Posted: 11 August 2021, 18:17
by steve5332
A player playing solo managed to play not in training mode and received a huge Elo boost to get to number one in the Elo rankings. Clearly this should not have happened within the rules of the game. I've created a bug report and would be grateful for upvotes. Please could everyone playing solo be careful to ensure they are playing in training mode. Thanks!

https://boardgamearena.com/bug?id=46414

Re: Solo player awarded Elo

Posted: 14 September 2022, 16:02
by SquashEngineer
Seems the issue has been closed. Any way to eliminate these old irrelevant posts?
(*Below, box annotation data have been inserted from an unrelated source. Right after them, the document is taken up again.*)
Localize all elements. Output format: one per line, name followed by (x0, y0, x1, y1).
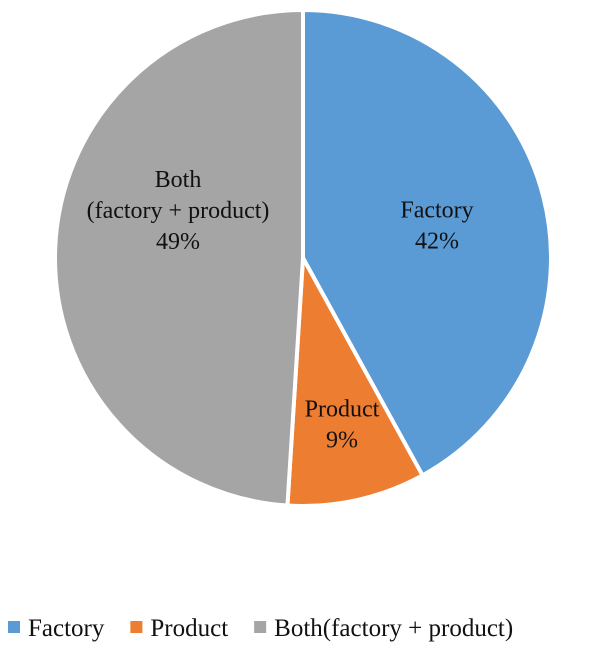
legend-label: Factory (28, 615, 105, 642)
legend-swatch (130, 621, 143, 633)
pie-slice-both-factory-product (53, 8, 305, 508)
data-label-both-factory-product: Both (factory + product) 49% (87, 167, 270, 255)
data-label-factory: Factory 42% (400, 198, 473, 255)
data-label-line: Both (155, 167, 202, 193)
data-label-line: 9% (326, 428, 358, 454)
legend-item-product: Product (130, 615, 228, 642)
pie-labels: Factory 42% Product 9% Both (factory + produc… (87, 167, 474, 454)
data-label-line: Product (305, 397, 380, 423)
data-label-line: 49% (156, 229, 200, 255)
data-label-line: 42% (415, 229, 459, 255)
legend-swatch (8, 621, 20, 633)
pie-slices (53, 8, 553, 508)
chart-legend: Factory Product Both(factory + product) (8, 615, 513, 642)
data-label-line: (factory + product) (87, 198, 270, 224)
legend-item-factory: Factory (8, 615, 105, 642)
data-label-line: Factory (400, 198, 473, 224)
pie-slice-product (285, 256, 425, 508)
data-label-product: Product 9% (305, 397, 380, 454)
pie-slice-factory (301, 8, 553, 478)
legend-label: Product (150, 615, 228, 642)
legend-swatch (254, 621, 267, 633)
legend-label: Both(factory + product) (274, 615, 513, 642)
legend-item-both-factory-product: Both(factory + product) (254, 615, 513, 642)
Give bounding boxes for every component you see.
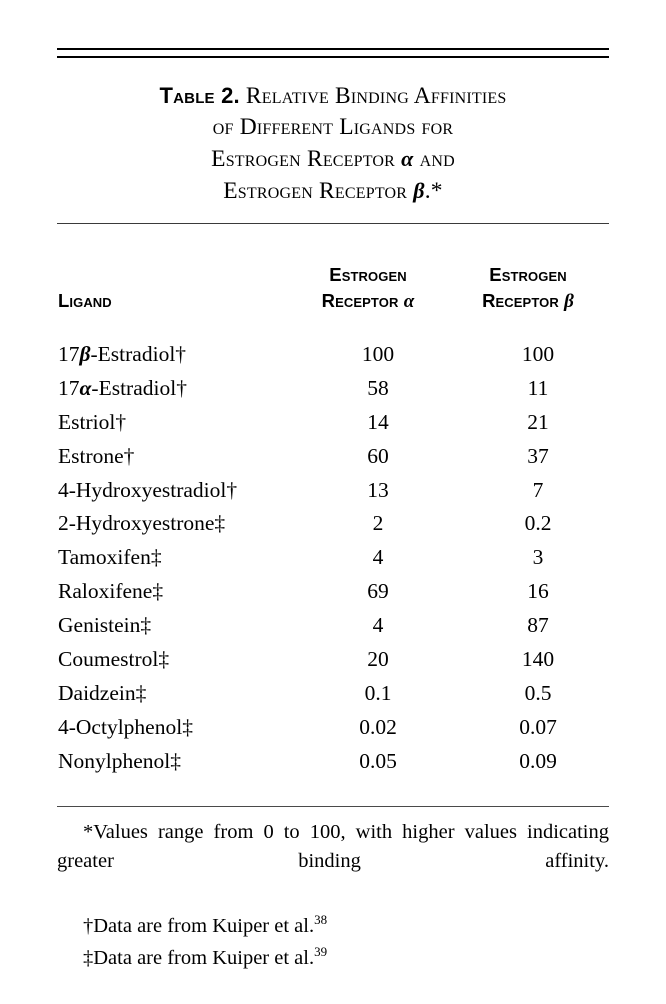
table-row: 4-Octylphenol‡ 0.02 0.07 [57,711,609,745]
cell-estrogen-receptor-beta: 21 [527,409,549,434]
cell-ligand: Estrone† [58,443,135,468]
footnote-double-dagger: ‡Data are from Kuiper et al.39 [57,944,609,973]
cell-estrogen-receptor-beta: 100 [521,342,555,366]
alpha-glyph: α [403,291,415,312]
top-rule-inner [57,56,609,58]
title-line-3-post: and [419,146,455,172]
table-number-label: Table 2. [159,83,240,108]
title-line-2: of Different Ligands for [212,114,454,140]
title-line-1-text: Relative Binding Affinities [245,83,507,109]
cell-ligand: Raloxifene‡ [58,579,164,604]
cell-estrogen-receptor-beta: 0.07 [519,714,557,739]
cell-ligand: 17β-Estradiol† [58,338,186,372]
title-line-3: Estrogen Receptor α and [57,143,609,175]
column-header-alpha-receptor: Receptor [321,290,399,311]
cell-estrogen-receptor-alpha: 0.02 [359,714,397,739]
ligand-prefix: 17 [58,342,80,366]
cell-estrogen-receptor-beta: 0.09 [519,748,557,773]
column-header-ligand: Ligand [58,290,112,311]
cell-estrogen-receptor-beta: 140 [521,647,555,672]
column-header-beta-receptor: Receptor [482,290,559,311]
beta-glyph: β [79,342,91,366]
cell-estrogen-receptor-alpha: 20 [367,647,389,672]
beta-glyph: β [564,291,574,312]
title-line-4-pre: Estrogen Receptor [223,178,408,204]
table-row: 17β-Estradiol† 100 100 [57,338,609,372]
cell-estrogen-receptor-alpha: 14 [367,409,389,434]
cell-ligand: 2-Hydroxyestrone‡ [58,511,226,536]
footnote-dagger-text: †Data are from Kuiper et al. [83,914,315,937]
table-title: Table 2. Relative Binding Affinities of … [57,80,609,207]
cell-ligand: Tamoxifen‡ [58,545,162,570]
footer-divider-rule [57,806,609,807]
column-header-estrogen-receptor-beta: Estrogen Receptor β [438,262,618,315]
cell-estrogen-receptor-alpha: 60 [367,443,389,468]
cell-estrogen-receptor-beta: 37 [527,443,549,468]
cell-estrogen-receptor-beta: 11 [527,375,549,400]
cell-ligand: 4-Hydroxyestradiol† [58,477,238,502]
column-header-alpha-line2: Receptor α [278,288,458,315]
table-row: Nonylphenol‡ 0.05 0.09 [57,745,609,779]
column-header-beta-line2: Receptor β [438,288,618,315]
alpha-glyph: α [79,375,92,400]
footnote-dagger-reference: 38 [314,911,328,927]
cell-estrogen-receptor-alpha: 69 [367,579,389,604]
table-row: 4-Hydroxyestradiol† 13 7 [57,474,609,508]
footnote-asterisk: *Values range from 0 to 100, with higher… [57,821,609,872]
title-line-4: Estrogen Receptor β.* [57,175,609,207]
ligand-suffix: -Estradiol† [91,375,187,400]
footnotes: *Values range from 0 to 100, with higher… [57,818,609,977]
column-header-estrogen-receptor-alpha: Estrogen Receptor α [278,262,458,315]
footnote-double-dagger-text: ‡Data are from Kuiper et al. [83,947,315,969]
title-line-4-post: .* [424,178,443,204]
cell-estrogen-receptor-beta: 3 [532,545,544,570]
cell-estrogen-receptor-beta: 0.5 [524,680,552,705]
table-row: Daidzein‡ 0.1 0.5 [57,677,609,711]
table-row: Coumestrol‡ 20 140 [57,643,609,677]
table-header-row: Ligand Estrogen Receptor α Estrogen Rece… [57,262,609,318]
title-line-1: Table 2. Relative Binding Affinities [57,80,609,112]
cell-estrogen-receptor-alpha: 4 [372,545,384,570]
cell-estrogen-receptor-alpha: 100 [361,342,395,366]
table-row: Tamoxifen‡ 4 3 [57,541,609,575]
ligand-suffix: -Estradiol† [90,342,187,366]
cell-ligand: Daidzein‡ [58,680,147,705]
cell-estrogen-receptor-alpha: 4 [372,613,384,638]
top-rule-outer [57,48,609,50]
table-row: 17α-Estradiol† 58 11 [57,372,609,406]
column-header-alpha-line1: Estrogen [329,264,407,285]
cell-estrogen-receptor-alpha: 0.1 [364,680,392,705]
column-header-beta-line1: Estrogen [489,264,567,285]
table-row: Estrone† 60 37 [57,440,609,474]
cell-ligand: Genistein‡ [58,613,152,638]
cell-estrogen-receptor-alpha: 2 [372,511,384,536]
title-line-3-pre: Estrogen Receptor [211,146,396,172]
cell-ligand: Estriol† [58,409,127,434]
beta-glyph: β [413,178,425,203]
cell-estrogen-receptor-beta: 7 [532,477,544,502]
footnote-dagger: †Data are from Kuiper et al.38 [57,912,609,941]
cell-estrogen-receptor-alpha: 13 [367,477,389,502]
title-divider-rule [57,223,609,224]
alpha-glyph: α [401,146,414,171]
cell-ligand: 17α-Estradiol† [58,372,187,406]
ligand-prefix: 17 [58,375,80,400]
footnote-double-dagger-reference: 39 [314,944,328,960]
table-row: Raloxifene‡ 69 16 [57,575,609,609]
table-row: Genistein‡ 4 87 [57,609,609,643]
cell-ligand: Coumestrol‡ [58,647,170,672]
table-row: 2-Hydroxyestrone‡ 2 0.2 [57,507,609,541]
cell-estrogen-receptor-alpha: 58 [367,375,389,400]
table-row: Estriol† 14 21 [57,406,609,440]
cell-estrogen-receptor-alpha: 0.05 [359,748,397,773]
cell-ligand: Nonylphenol‡ [58,748,182,773]
cell-estrogen-receptor-beta: 87 [527,613,549,638]
cell-estrogen-receptor-beta: 16 [527,579,549,604]
cell-ligand: 4-Octylphenol‡ [58,714,193,739]
table-body: 17β-Estradiol† 100 100 17α-Estradiol† 58 11 Es… [57,338,609,779]
cell-estrogen-receptor-beta: 0.2 [524,511,552,536]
Re: Solo player awarded Elo

Posted: 14 September 2022, 16:51
by steve5332
You'll find thousands of posts within the forums that are no longer relevant. They just settle to the bottom of the list and get ignored, especially when they are over a year old like this post. They only really get viewed again if someone comments on them to get them back to the top of the list, which is why people generally don't add comments to very old posts that are no longer relevant...
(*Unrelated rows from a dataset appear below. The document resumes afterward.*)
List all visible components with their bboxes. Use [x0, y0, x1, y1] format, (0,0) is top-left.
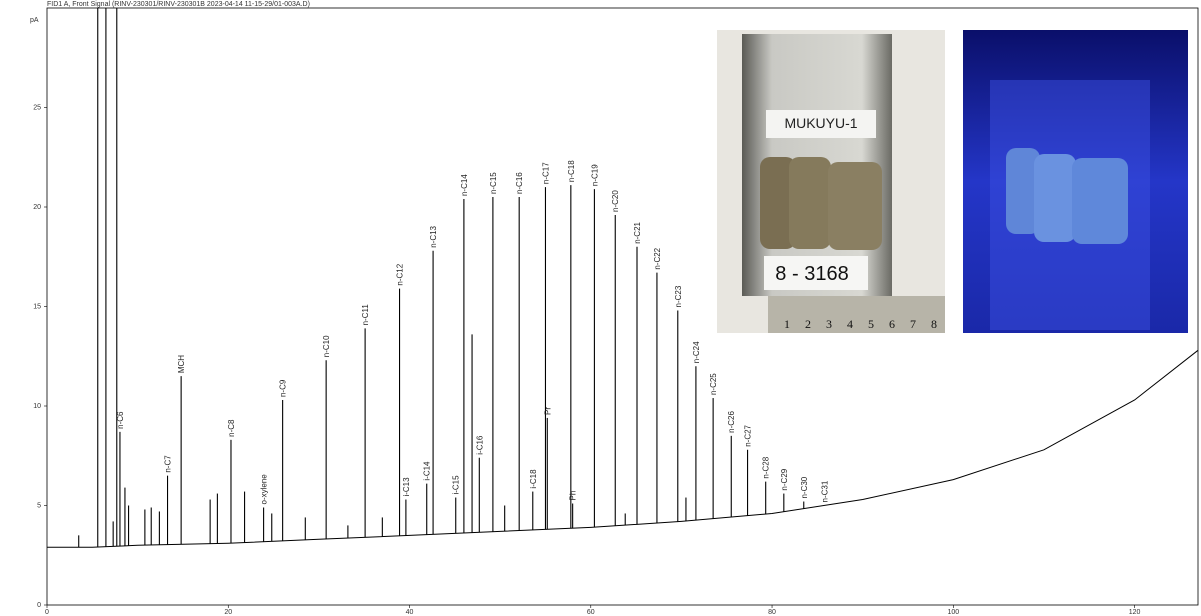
x-tick-label: 60: [587, 609, 595, 616]
peak-label: n-C28: [762, 456, 771, 478]
ruler-label: 4: [847, 317, 853, 331]
peak-label: o-xylene: [260, 474, 269, 505]
y-tick-label: 10: [33, 403, 41, 410]
peak-label: n-C25: [709, 373, 718, 395]
peak-label: n-C7: [164, 455, 173, 473]
peak-label: n-C8: [227, 419, 236, 437]
peak-label: n-C10: [322, 335, 331, 357]
y-tick-label: 25: [33, 105, 41, 112]
peak-label: n-C27: [744, 424, 753, 446]
peak-label: n-C31: [821, 480, 830, 502]
peak-label: Pr: [543, 407, 552, 415]
x-tick-label: 20: [224, 609, 232, 616]
peak-label: n-C26: [727, 411, 736, 433]
peak-label: n-C17: [541, 162, 550, 184]
y-tick-label: 20: [33, 204, 41, 211]
ruler-label: 8: [931, 317, 937, 331]
peak-label: n-C29: [780, 468, 789, 490]
peak-label: i-C15: [452, 475, 461, 495]
peak-label: n-C18: [567, 160, 576, 182]
peak-label: n-C21: [633, 221, 642, 243]
peak-label: n-C24: [692, 341, 701, 363]
chart-title: FID1 A, Front Signal (RINV-230301/RINV-2…: [47, 1, 310, 8]
peak-label: n-C12: [396, 263, 405, 285]
peak-label: n-C14: [460, 174, 469, 196]
peak-label: i-C16: [475, 435, 484, 455]
ruler-label: 1: [784, 317, 790, 331]
y-tick-label: 5: [37, 503, 41, 510]
ruler-label: 6: [889, 317, 895, 331]
ruler-label: 7: [910, 317, 916, 331]
peak-label: n-C15: [489, 172, 498, 194]
peak-label: i-C18: [529, 469, 538, 489]
y-unit: pA: [30, 17, 39, 24]
peak-label: Ph: [569, 491, 578, 501]
x-tick-label: 120: [1129, 609, 1141, 616]
x-tick-label: 100: [947, 609, 959, 616]
ruler-label: 5: [868, 317, 874, 331]
x-tick-label: 40: [406, 609, 414, 616]
peak-label: n-C20: [611, 190, 620, 212]
peak-label: n-C9: [279, 379, 288, 397]
x-tick-label: 0: [45, 609, 49, 616]
peak-label: i-C14: [423, 461, 432, 481]
ruler-label: 3: [826, 317, 832, 331]
peak-label: n-C6: [116, 411, 125, 429]
peak-label: n-C11: [361, 304, 370, 326]
sample-tag: MUKUYU-1: [784, 115, 857, 131]
peak-label: n-C30: [800, 476, 809, 498]
peak-label: n-C13: [429, 225, 438, 247]
baseline-trace: [47, 349, 1199, 548]
peak-label: n-C16: [515, 172, 524, 194]
depth-tag: 8 - 3168: [775, 263, 848, 285]
peak-label: n-C19: [590, 164, 599, 186]
y-tick-label: 0: [37, 602, 41, 609]
peak-label: i-C13: [402, 477, 411, 497]
photo-core-daylight: MUKUYU-1 8 - 3168 1 2 3 4 5 6 7 8: [717, 30, 945, 333]
ruler-label: 2: [805, 317, 811, 331]
peak-label: n-C23: [674, 285, 683, 307]
peak-label: n-C22: [653, 247, 662, 269]
peak-label: MCH: [177, 355, 186, 373]
x-tick-label: 80: [768, 609, 776, 616]
y-tick-label: 15: [33, 304, 41, 311]
photo-core-uv: [963, 30, 1188, 333]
Re: Solo player awarded Elo

Posted: 14 September 2022, 20:06
by SquashEngineer
I see what you did there ... point taken.

I am new to Railroad Ink - was browsing the forum for tips.
A one year old post didn't seem too irrelevant - I was interested in whether a solo mode existed.

Yes the Forums are loaded with stale items - I'll filter and move on.

Re: Solo player awarded Elo

Posted: 14 September 2022, 20:21
by steve5332
I was thinking, and it does seem like a fair point that older posts could (should?) be removed from the various forums. Probably best to raise it in the "Suggestions" or "Discussions" forums as a new post though. I'm sure there will be plenty of people who would like very old posts to be deleted. Useful information that should be retained should really be in wiki pages and the like, not transient posts within forums, so automatic deletion shouldn't be an issue.

As for tips. When I first started playing I tried to fill up lots of the central squares, and forked my roads and rails into the exits. After a while playing I learned to try to focus on getting one long road and one long rail, with the connectors plugging them into the exits. Even with no central spaces taken it would usually score in the 60s or even 70s. I then progressed to still having a long road and long rail, but have one of them "wiggle" through the central spaces. It seems to work well quite often. So in general create one long road, one long rail and try to leave them both flexible on the faces needed so that you can cope with most of the rolls thrown at you.

Also watching the replays of a few of the games of top players can be good for learning how they construct their board. Even the experts don't always get it right, but they do tend to cater for a wider range of rolls than their opponents. Have fun!